Dance of democracy
As per Nepal’s Local Election Act 2017, voting for all 753 local governments must be held by 19 March. But the governing coalition that is supposed to announce poll dates has been dilly-dallying because two of its members want it postponed.
Although in a meeting of the High-level Political Mechanism on Tuesday all parties are said to have agreed to hold the local polls “on time as per the Constitution”, the Maoist Centre (MC) and the Unified Socialists (US) are still proposing a delay, even suggesting that federal elections be held first.
Pushpa Kamal Dahal of the MC is said to have come out most strongly in Tuesday’s meeting to postpone local elections till November, even if it took an ordinance to amend the law to do so.

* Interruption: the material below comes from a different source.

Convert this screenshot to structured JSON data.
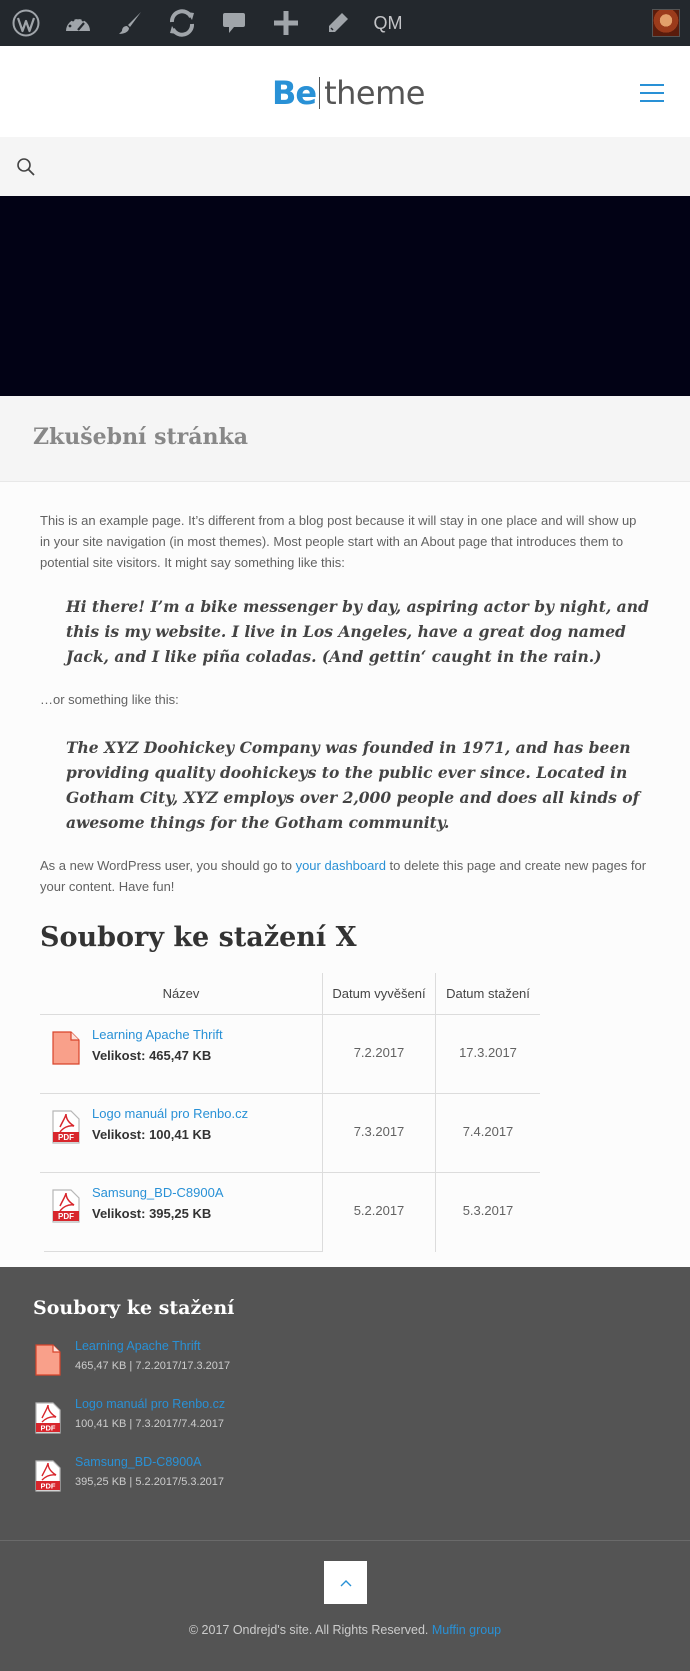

The MC and US both want more time to prepare for the polls because they are fragments of larger parties. Prime Minister Sher Bahadur Deuba’s Nepali Congress and Janata Samajbadi Party on the other hand want the election as scheduled on 27 April.
At an all-party meeting at the Election Commission on 14 January, the MC and US came up with a legal argument that there were different provisions in the Constitution and the Act regarding the tenure of local representatives. They even used the pandemic, high cost of separate polls, and ‘election fatigue’ as pretexts to postpone the polls.
“All of us are for local elections to be held immediately and we said as much, except for the Maoists and the United Socialists,” revealed Jhanak Pyakurel of the rightwing Rastriya Prajatantra Party (RPP). “Periodic elections are a prerequisite in a democracy, they should be held as scheduled in April.”
Indeed, 13 leaders out of 15 parties at the meeting said elections should be held on time. MC and US were the only ones demanding postponement.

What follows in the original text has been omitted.